The artifact, a high-relief stucco, is about 26 ft tall by 6 ft wide, and features three characters wearing jade, quetzal feathers, and sitting on monster heads. At the base of the structure is an inscription composed of roughly 30 glyphs. NBC News reports Alex Tokovinine, a Harvard specialist in Mayan writing and the expert who translated the glyphs, who spoke about the inscription.

The building and its frieze were built sometime near 590 AD, and the inscription refers to a transition of power from Tikal to Kaanul, a political representative who came from the Snake Lords to establish control, and the religious past of a group of Mayan people who were believed to have had only one allegiance.

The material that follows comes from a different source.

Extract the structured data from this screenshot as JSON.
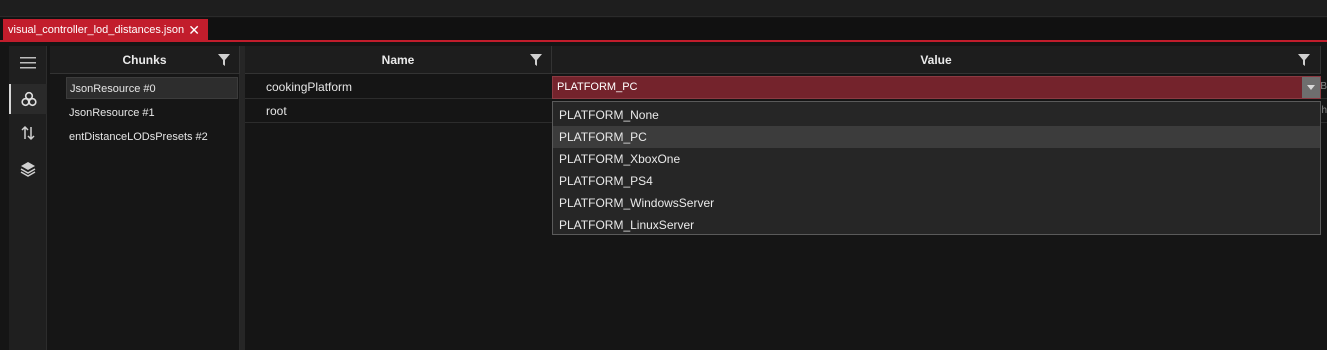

David Freide, an anthropologist from Washington University in St. Louis, said that "The new frieze is important... Estrada-Belli discovered evidence that the conquest of Tikal was celebrated in the Holmul zone. Eventually this eastern corridor was commanded by the Snake kings, but because they used Caracol to reconquer Naranjo after its king went back to the Tikal side in the early 7th century, those two vassals of the Snakes became deadly enemies."

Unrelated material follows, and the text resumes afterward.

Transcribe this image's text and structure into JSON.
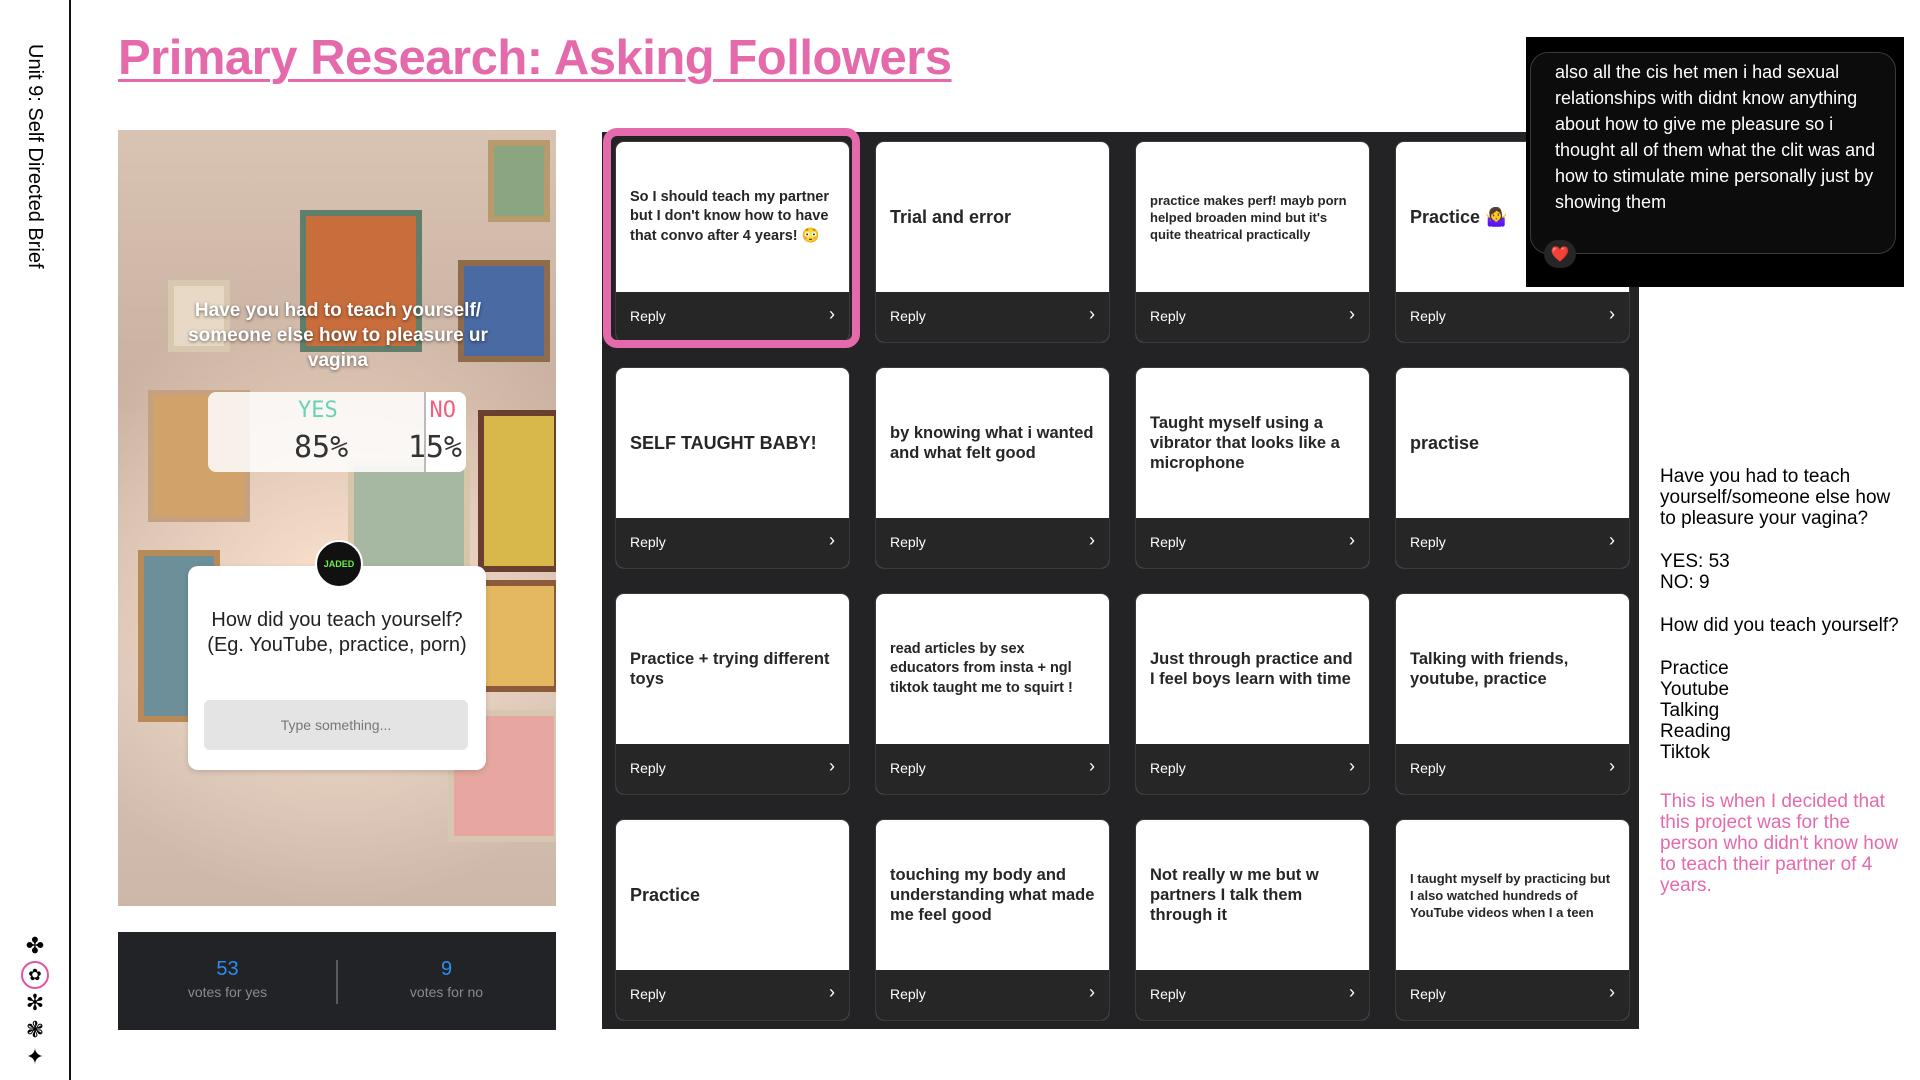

Estrada-Belli said that "This is an extraordinary finding that occurs only once in the life of an archaeologist... [The frieze is] a great work of art that also gives us a lot of information on the role and significance of the building, which was the focus of our research." The archaeologists discovered the artifact while exploring a Mayan pyramid in an area with many other features. They were following a looter's tunnel when they discovered it, and Estrada-Belli said they were close, but did not notice the frieze.

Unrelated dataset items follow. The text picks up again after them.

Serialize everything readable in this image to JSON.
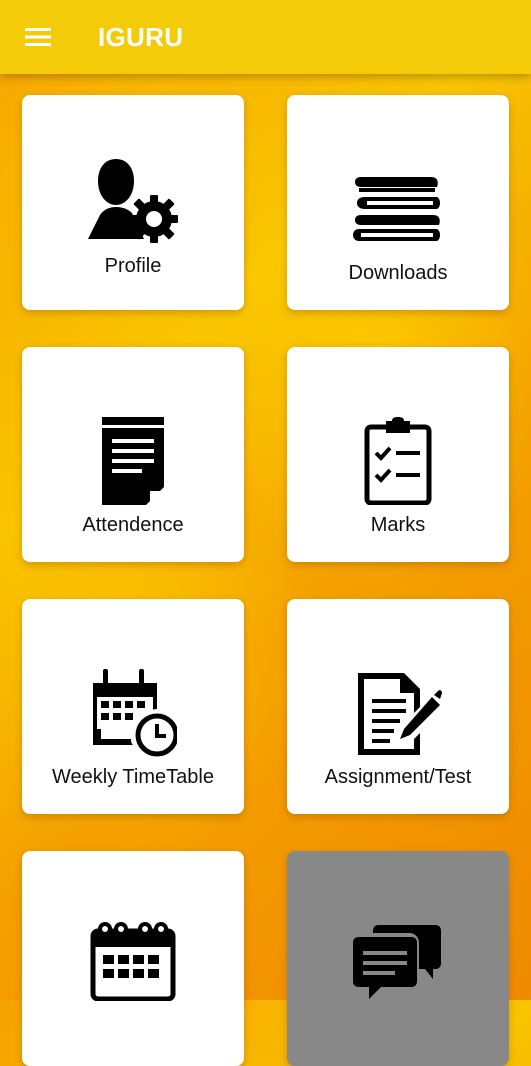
{
  "app": {
    "title": "IGURU"
  },
  "icons": {
    "menu": "hamburger-menu-icon"
  },
  "colors": {
    "appbar": "#f3cb09",
    "background_primary": "#f9c400",
    "background_secondary": "#f08a00",
    "tile": "#ffffff",
    "tile_disabled": "#888888",
    "icon": "#000000",
    "label": "#111111"
  },
  "tiles": [
    {
      "label": "Profile",
      "icon": "user-settings-icon"
    },
    {
      "label": "Downloads",
      "icon": "books-icon"
    },
    {
      "label": "Attendence",
      "icon": "notepad-icon"
    },
    {
      "label": "Marks",
      "icon": "clipboard-checklist-icon"
    },
    {
      "label": "Weekly TimeTable",
      "icon": "calendar-clock-icon"
    },
    {
      "label": "Assignment/Test",
      "icon": "document-pen-icon"
    },
    {
      "label": "",
      "icon": "calendar-icon"
    },
    {
      "label": "",
      "icon": "chat-bubbles-icon"
    }
  ]
}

National Geographic says that the temple was very carefully buried, and that the frieze is beautifully preserved, with tinges of primary colors as well as green still present. The archaeologists believe this particular area fell under the influence of the kingdom of Kaanul.

The nearby city where the frieze is located, Holmul, is believed by Estrada-Belli to have occupied a strategic location for the Mayans, who at the time were divided into two spheres of influence: the kingdoms of Kaanul and Tikal. Holmul's eastern location corresponds with the valuable minerals trade that sustained the Mayan people, and Kaanul would have been capable of retrieving valuable jade and obsidian without interacting with its enemies.

The frieze will be preserved and a stable environment created so that the curious can visit it one day. Unfortunately, the concerns about humidity were real enough that the archaeologists completely buried their original entrance tunnel in an effort to maintain environmental stability.